How to trade CFDs
When trading a CFD you are taking a directional view on the underlying market on which a CFD is based. If you are bullish or have the view that the underlying market is going to rise you would buy (go long) the CFD.
Vice versa if you believe the underlying market, lets call it Stock XYZ, is going to fall you would sell (go short) the CFD. It is important to note that the CFD trade is an agreement between the CFD trader and the CFD provider and that as a CFD trader you do not have any rights or interest in the underlying market on which the CFD is based.
When trading CFDs a decision must be made as to the size of the trade to be taken. It is important that the CFD trader understands the terms or specifications of each CFD contract as they can differ across regions and between underlying markets, view the Phillip CFDs terms and conditions. For ASX Share CFDs, 1 CFD is the equivalent value of 1 Share on the underlying stock.
In deciding on trade sizing it is important to also understand that a key feature of CFDs is that they are a leveraged product and traded on margin. The margin is the amount required to control a CFD position. For selected share CFDs the initial margin is as low as 10% indicating the trader requires only 10% of the full value of the CFD contract to take a position.
The effect of leverage is that movements in the underlying market amplify the potential returns and losses achieved on the traders account. It is up to the CFD trader to decide on the size of the trade to be taken and in practice it would be unlikely that trading capital would be leveraged to the maximum levels. A prudent trader sizes their trades according to their own risk parameters and incorporates effective risk and trade management techniques to reduce potential losses and maximise potential profits.
STEP 1: Identify the CFD Trading Opportunity
Client believes XYZ Ltd shares will go up. The resulting trade is to Buy XYZ Share CFDs.
|Contract||CFD Bid||CFD Ask|
Traders employ various methods in identifying a CFD trading opportunity including fundamental and technical analysis. Although a CFD position can be held indefinitely due to the contract rollover feature, CFD traders tend to take a shorter term view with a typical trade ranging from 5-14 days in length. The combination of lower trading costs and leverage tends to see many CFD traders take profit or look to cut losses early in a bid to manage market risk or lock in gains.
STEP 2: Decide on trade size
Trader buys 10000 XYZ CFDs @ 2.26
Trade Value: $22,600
Initial Margin $2,260 (10%)
Due to the leverage component of CFDs trade sizing is typically done with risk management in mind. A CFD trader will generally only enter a position once analysis has been done on the underlying market on which the CFD is based to identify factors such as liquidity, expected volatility, target exit levels for profit and loss and an understanding of how the trade is going to be managed. It is also important to allow for unexpected overnight moves on the underlying such as gap risk on markets that do not trade 24 hours.
STEP 3: Execute CFD Trade and place protective orders
Entry Price: $2.26
Stop Limit: 2.00 on stop limit 1.85
Once the trade details have been identified the trade can be executed via CFD trading platform or via phone through the dealing desk. It is advised due to the leveraged nature of CFDs that protective orders such as stop limit orders are placed at time of entry at a level that is in line with the traders own risk profile.

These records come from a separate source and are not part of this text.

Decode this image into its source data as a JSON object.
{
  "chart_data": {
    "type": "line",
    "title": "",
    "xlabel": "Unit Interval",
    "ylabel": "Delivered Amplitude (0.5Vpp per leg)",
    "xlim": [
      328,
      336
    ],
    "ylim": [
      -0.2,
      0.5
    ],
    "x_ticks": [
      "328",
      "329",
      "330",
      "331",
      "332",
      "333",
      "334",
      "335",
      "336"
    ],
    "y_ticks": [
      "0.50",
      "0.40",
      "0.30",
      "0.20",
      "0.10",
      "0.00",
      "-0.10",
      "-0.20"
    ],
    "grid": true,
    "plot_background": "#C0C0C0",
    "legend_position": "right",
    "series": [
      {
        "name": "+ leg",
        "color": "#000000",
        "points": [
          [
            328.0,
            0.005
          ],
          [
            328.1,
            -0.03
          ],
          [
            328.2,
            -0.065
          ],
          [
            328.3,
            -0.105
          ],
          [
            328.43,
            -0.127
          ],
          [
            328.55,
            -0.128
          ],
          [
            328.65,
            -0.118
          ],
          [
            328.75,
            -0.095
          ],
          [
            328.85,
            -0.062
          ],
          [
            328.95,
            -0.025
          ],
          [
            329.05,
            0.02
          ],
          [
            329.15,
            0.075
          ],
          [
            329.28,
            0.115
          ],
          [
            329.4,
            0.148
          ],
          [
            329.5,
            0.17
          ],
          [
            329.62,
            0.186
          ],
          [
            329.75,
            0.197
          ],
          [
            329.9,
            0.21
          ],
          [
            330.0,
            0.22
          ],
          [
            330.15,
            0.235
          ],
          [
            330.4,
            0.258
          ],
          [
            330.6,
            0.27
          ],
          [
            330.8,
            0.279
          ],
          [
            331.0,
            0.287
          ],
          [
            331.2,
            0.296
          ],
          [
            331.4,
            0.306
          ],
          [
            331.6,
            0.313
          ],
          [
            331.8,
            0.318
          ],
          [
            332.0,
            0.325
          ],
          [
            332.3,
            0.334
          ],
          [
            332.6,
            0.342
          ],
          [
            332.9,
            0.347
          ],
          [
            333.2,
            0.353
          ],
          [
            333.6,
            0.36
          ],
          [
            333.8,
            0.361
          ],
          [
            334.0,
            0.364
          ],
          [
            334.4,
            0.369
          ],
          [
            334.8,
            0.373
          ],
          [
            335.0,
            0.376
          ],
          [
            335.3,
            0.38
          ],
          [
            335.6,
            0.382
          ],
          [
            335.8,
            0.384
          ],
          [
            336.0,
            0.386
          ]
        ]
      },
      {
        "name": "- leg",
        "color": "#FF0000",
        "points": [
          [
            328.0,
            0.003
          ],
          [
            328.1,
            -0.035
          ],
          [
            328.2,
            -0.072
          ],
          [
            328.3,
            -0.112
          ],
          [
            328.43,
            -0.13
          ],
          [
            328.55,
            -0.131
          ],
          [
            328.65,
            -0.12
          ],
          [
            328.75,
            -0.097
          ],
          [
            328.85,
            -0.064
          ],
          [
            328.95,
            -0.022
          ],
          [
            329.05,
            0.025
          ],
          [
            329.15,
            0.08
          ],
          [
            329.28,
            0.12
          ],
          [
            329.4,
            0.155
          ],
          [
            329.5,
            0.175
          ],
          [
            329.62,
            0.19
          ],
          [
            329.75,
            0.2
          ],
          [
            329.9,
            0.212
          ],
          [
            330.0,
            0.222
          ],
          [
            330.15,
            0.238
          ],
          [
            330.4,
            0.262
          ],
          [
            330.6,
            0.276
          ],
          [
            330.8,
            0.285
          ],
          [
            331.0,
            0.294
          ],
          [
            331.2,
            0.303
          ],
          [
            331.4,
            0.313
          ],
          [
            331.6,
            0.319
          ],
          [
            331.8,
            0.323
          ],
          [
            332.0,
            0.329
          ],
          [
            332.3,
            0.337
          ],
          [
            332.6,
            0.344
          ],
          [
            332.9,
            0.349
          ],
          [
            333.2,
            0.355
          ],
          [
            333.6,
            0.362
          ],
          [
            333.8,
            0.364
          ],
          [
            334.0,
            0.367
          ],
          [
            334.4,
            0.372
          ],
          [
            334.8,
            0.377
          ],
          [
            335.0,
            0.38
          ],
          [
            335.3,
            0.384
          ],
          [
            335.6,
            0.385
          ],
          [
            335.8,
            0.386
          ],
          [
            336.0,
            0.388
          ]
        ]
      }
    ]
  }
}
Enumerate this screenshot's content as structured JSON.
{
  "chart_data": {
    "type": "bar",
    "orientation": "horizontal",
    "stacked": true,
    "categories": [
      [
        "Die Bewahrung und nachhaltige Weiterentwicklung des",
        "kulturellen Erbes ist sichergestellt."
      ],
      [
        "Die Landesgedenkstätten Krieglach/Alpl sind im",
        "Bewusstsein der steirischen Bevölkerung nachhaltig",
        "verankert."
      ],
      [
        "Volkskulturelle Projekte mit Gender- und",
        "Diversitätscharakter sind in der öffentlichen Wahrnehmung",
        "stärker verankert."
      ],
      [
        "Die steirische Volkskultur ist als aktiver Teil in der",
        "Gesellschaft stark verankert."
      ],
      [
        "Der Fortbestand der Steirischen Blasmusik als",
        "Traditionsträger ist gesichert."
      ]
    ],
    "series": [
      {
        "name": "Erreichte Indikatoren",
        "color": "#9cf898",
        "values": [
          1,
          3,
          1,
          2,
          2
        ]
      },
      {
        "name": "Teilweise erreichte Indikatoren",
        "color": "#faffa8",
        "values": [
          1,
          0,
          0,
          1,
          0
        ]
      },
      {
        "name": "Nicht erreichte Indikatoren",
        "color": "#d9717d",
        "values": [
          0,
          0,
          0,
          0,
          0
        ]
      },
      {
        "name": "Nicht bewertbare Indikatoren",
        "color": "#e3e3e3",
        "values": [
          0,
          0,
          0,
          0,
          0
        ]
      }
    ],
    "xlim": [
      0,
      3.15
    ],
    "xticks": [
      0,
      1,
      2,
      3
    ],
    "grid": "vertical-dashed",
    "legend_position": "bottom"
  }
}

STEP 4: Manage and Monitor
Once the initial trade has been placed the trader should manage and monitor positions by updating protective orders in attempt to lock in gains or add profit targets where necessary.
STEP 5: Review
Following the trade exit, for profit or loss, many educators would recommend that it is good practice to review the trade in its entirety including the decision making process for comparison against the traders strategy. This is considered an effective way to measure the trading plan and assess the trader’s ability to stick to their trading strategy.